EU foreign policy chief Kaja Kallas used her annual address at the European Union Ambassadors Conference on Tuesday to make a pointed case for accelerating enlargement, describing it as "the antidote to Russian imperialism" and a sign that "the most ambitious multilateral project in history — the European Union — is here to stay."
The remarks will be welcomed in Western Balkan capitals, where governments have long grown frustrated with an accession process that moves at a glacial pace. At the Budapest Balkans Forum yesterday, Filip Ivanović, deputy prime minister for foreign and European affairs of Montenegro described EU membership as “an ever-moving target, a dream that keeps escaping us.”
Kallas was careful to frame enlargement not as an act of generosity toward candidate countries, but as a strategic necessity for the EU itself — a framing that advocates have been pushing for years, and one that is long overdue.
"Enlargement has been described as the Union's most successful foreign policy, extending the area of stability, peace and prosperity," she told ambassadors. But she was quick to add the crucial caveat that many in Brussels have been reluctant to say out loud: "In the current context we need to step up the pace. Enlargement is a geopolitical choice."
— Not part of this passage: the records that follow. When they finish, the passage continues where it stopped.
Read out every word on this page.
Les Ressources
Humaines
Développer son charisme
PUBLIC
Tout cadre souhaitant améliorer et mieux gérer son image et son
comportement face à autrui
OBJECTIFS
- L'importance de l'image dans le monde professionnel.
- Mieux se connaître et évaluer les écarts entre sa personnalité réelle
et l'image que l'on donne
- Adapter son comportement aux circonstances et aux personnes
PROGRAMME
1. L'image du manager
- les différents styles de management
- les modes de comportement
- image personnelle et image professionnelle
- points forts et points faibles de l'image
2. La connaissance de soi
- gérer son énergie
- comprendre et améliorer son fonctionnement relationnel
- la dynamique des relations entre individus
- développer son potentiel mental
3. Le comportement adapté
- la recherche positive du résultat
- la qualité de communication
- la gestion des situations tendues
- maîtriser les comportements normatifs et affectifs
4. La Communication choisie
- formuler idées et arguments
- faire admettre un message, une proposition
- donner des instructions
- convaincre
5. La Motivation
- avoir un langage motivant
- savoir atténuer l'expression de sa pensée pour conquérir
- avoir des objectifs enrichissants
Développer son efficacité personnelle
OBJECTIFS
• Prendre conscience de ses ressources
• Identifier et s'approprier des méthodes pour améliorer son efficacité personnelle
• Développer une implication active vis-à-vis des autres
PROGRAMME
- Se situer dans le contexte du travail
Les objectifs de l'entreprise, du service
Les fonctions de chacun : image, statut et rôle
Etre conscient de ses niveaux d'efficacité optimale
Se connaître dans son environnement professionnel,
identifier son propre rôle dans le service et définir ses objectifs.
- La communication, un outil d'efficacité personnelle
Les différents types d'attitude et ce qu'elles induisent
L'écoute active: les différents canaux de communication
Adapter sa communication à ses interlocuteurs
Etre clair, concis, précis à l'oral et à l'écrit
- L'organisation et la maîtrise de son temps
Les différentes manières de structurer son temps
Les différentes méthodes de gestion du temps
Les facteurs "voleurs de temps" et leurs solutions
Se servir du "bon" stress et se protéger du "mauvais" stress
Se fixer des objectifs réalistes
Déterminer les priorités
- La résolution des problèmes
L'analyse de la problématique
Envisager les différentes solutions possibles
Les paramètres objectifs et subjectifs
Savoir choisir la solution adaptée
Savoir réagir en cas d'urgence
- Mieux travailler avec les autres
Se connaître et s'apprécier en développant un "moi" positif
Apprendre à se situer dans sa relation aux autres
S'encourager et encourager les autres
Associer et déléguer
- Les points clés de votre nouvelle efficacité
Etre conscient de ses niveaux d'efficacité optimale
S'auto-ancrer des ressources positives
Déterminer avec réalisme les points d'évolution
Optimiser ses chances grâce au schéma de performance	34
For a region that has watched accession promises stretch across decades, with summits and conferences producing news headings and little else, these words must be followed by action. The Western Balkans have been told repeatedly that their European future is assured. What they have rarely been told is that Europe is in any kind of hurry to get there.
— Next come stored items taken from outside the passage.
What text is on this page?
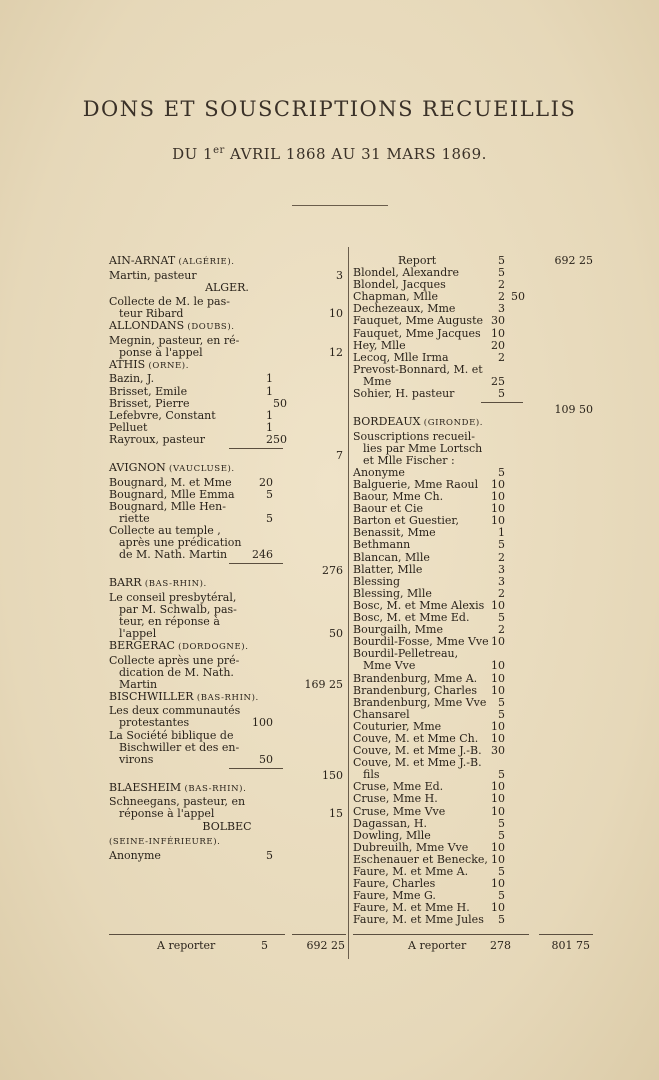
DONS ET SOUSCRIPTIONS RECUEILLIS
DU 1er AVRIL 1868 AU 31 MARS 1869.
AIN-ARNAT (ALGÉRIE).
Martin, pasteur	3
ALGER.
Collecte de M. le pas-
teur Ribard	10
ALLONDANS (DOUBS).
Megnin, pasteur, en ré-
ponse à l'appel	12
ATHIS (ORNE).
Bazin, J.	1
Brisset, Emile	1
Brisset, Pierre	50
Lefebvre, Constant	1
Pelluet	1
Rayroux, pasteur	2 50
7
AVIGNON (VAUCLUSE).
Bougnard, M. et Mme 20
Bougnard, Mlle Emma	5
Bougnard, Mlle Hen-
riette	5
Collecte au temple ,
après une prédication
de M. Nath. Martin 246
276
BARR (BAS-RHIN).
Le conseil presbytéral,
par M. Schwalb, pas-
teur, en réponse à
l'appel	50
BERGERAC (DORDOGNE).
Collecte après une pré-
dication de M. Nath.
Martin	169 25
BISCHWILLER (BAS-RHIN).
Les deux communautés
protestantes	100
La Société biblique de
Bischwiller et des en-
virons	50
150
BLAESHEIM (BAS-RHIN).
Schneegans, pasteur, en
réponse à l'appel	15
BOLBEC
(SEINE-INFÉRIEURE).
Anonyme	5
Report	5	692 25
Blondel, Alexandre	5
Blondel, Jacques	2
Chapman, Mlle	2 50
Dechezeaux, Mme	3
Fauquet, Mme Auguste 30
Fauquet, Mme Jacques 10
Hey, Mlle	20
Lecoq, Mlle Irma	2
Prevost-Bonnard, M. et
Mme	25
Sohier, H. pasteur	5
109 50
BORDEAUX (GIRONDE).
Souscriptions recueil-
lies par Mme Lortsch
et Mlle Fischer :
Anonyme	5
Balguerie, Mme Raoul 10
Baour, Mme Ch.	10
Baour et Cie	10
Barton et Guestier,	10
Benassit, Mme	1
Bethmann	5
Blancan, Mlle	2
Blatter, Mlle	3
Blessing	3
Blessing, Mlle	2
Bosc, M. et Mme Alexis 10
Bosc, M. et Mme Ed.	5
Bourgailh, Mme	2
Bourdil-Fosse, Mme Vve 10
Bourdil-Pelletreau,
Mme Vve	10
Brandenburg, Mme A. 10
Brandenburg, Charles 10
Brandenburg, Mme Vve 5
Chansarel	5
Couturier, Mme	10
Couve, M. et Mme Ch. 10
Couve, M. et Mme J.-B. 30
Couve, M. et Mme J.-B.
fils	5
Cruse, Mme Ed.	10
Cruse, Mme H.	10
Cruse, Mme Vve	10
Dagassan, H.	5
Dowling, Mlle	5
Dubreuilh, Mme Vve 10
Eschenauer et Benecke, 10
Faure, M. et Mme A.	5
Faure, Charles	10
Faure, Mme G.	5
Faure, M. et Mme H. 10
Faure, M. et Mme Jules 5
A reporter	5	692 25	A reporter	278	801 75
What is particularly notable is how Kallas grounded her argument in public opinion, pushing back against those who use voter anxiety as a justification for delay. Citing Eurobarometer data, she noted that "more citizens support enlargement than worry about uncontrolled migration", a direct and deliberate rebuttal to the political forces that have long used migration as cover for foot-dragging on accession.
Her broader message to ambassadors was one of urgency across the board. She described a world defined by "competition and coercive power politics" and warned of the "weakening of existing international norms, rules and institutions that we have built over 80 years." In that context, keeping the Western Balkans in a permanent waiting room is not a neutral act — it is a gift to those who would rather see the region pulled in other directions.
Kallas also made clear that the EU's offer to the world has never been broader, pointing to new trade agreements, security partnerships and an expanding network of alliances. The question is whether that same energy and ambition will be directed toward the countries on the EU's own doorstep, who have been waiting the longest, promised the most and whose European aspirations remain the most tested.
The Western Balkans are not yet in the fast lane, the gap between rhetoric and reality remains wide. Words from the EU's top diplomat carry weight in candidate country capitals, in Brussels corridors and, crucially, among the member states whose hesitancy has done so much to stall the process.
WB30 believes that excluding any of the Western Balkan states from the EU will ensure that the Western Balkans remain a factor for instability in the heart of Europe that can be exploited by Europe’s enemies. WB30 urges the European Union and its capitals to show courage and imagination in order to strengthen and consolidate our collective security and prosperity.